In this paper, the CHAID algorithm is used to establish a multitree classification model to determine whether Spring SST in Kuroshio Area is high or not, and then the rule set of whether Spring SST in Kuroshio Area is high or not under different climatic backgrounds was obtained. According to the three rules of high SST in Kuroshio Area, the distribution characteristics of Kuroshio SST and the distribution of summer precipitation anomalies in eastern China were analyzed, respectively, thus drawing the following conclusions:(1)With 130 circulation indices as input variables, the prediction model of whether Spring SST is high in Kuroshio Area was established by using CHAID algorithm, and then the classification rule set was obtained. The data of the 44 years from 1961 to 2004 were used as the training set of the model, and the remaining years as the test set. The training accuracy of the model for whether Spring Kuroshio SST is high reached 95.45%, and the test accuracy 81.82%.(2)In spring, the SST of Types A, B, and D were all high in Kuroshio Area, but the intensity and distribution of abnormal high SST were different in the three types, which is worthy of attention in the diagnosis of Spring SST in Kuroshio Area.(3)Although the Spring Kuroshio SST of Types A, B, and D were all abnormally high, there were significant differences in the distribution of summer daily precipitation anomalies in eastern China, which can provide more reference for studying the influence of Kuroshio SST anomalies on precipitation in East Asia.
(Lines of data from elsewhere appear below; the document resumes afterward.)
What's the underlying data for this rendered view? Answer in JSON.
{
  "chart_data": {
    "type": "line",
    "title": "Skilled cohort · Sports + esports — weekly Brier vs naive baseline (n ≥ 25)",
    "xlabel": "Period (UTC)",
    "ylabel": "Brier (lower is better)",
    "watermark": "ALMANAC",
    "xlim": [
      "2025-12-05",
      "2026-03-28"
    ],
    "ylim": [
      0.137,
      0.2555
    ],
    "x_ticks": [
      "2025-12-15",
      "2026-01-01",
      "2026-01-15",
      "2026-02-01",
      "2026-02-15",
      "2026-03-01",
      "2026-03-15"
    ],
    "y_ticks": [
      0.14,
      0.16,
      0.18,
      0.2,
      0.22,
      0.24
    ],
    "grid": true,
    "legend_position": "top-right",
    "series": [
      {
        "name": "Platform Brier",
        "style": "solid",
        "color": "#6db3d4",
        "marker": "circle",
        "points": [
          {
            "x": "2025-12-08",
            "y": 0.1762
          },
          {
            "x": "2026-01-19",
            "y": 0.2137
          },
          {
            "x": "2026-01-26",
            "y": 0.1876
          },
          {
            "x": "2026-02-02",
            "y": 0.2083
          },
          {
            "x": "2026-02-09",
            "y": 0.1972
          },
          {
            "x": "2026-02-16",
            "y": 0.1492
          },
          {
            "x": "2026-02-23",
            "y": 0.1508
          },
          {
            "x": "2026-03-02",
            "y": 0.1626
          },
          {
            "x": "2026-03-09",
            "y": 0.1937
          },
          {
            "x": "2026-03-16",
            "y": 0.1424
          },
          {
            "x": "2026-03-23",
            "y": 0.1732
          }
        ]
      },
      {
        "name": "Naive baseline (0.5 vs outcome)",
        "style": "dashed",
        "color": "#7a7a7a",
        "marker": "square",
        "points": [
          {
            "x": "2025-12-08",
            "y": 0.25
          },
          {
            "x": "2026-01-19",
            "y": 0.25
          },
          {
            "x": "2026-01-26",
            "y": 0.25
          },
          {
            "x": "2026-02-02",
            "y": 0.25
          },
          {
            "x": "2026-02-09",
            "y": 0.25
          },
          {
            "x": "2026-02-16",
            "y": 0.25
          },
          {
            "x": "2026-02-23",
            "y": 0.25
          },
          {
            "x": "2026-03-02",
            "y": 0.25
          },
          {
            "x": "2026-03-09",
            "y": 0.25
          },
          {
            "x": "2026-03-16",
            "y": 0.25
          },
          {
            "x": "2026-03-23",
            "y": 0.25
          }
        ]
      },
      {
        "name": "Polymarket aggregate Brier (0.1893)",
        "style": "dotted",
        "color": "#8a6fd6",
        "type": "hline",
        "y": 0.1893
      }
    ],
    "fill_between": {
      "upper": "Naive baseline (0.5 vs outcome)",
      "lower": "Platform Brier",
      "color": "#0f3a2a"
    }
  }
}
With the advent of the era of big data, machine learning technique has been well applied in many fields. The accumulation of SST data and climate indices can open a window for the application of machine learning technique in precipitation prediction and provide a new way of statistical prediction. In this paper, the Spring SST in Kuroshio Area was regarded as the research object, and then the climate prediction of “whether SST is high or not” was carried out. Further research and discussion will be necessary for how to use machine learning technique to make a more refined prediction of Spring Kuroshio SST in its timescales and scope.

Data Availability

Some data source can be downloaded from https://cmdp.ncc-cma.net/Monitoring/cn_index_130.php and https://www.metoffice.gov.uk/hadobs/hadisst/data/download.html. Other research data used and/or analyzed during the current study are available from the corresponding author on reasonable request.

Conflicts of Interest

The authors declare that they have no conflicts of interest to report regarding the present study.

Acknowledgments

This paper was funded by 2019 Key Project of Jiangsu Meteorological Bureau (KZ201901) and 2021 Jiangsu Provincial Young Scientific and Technological Talents Project.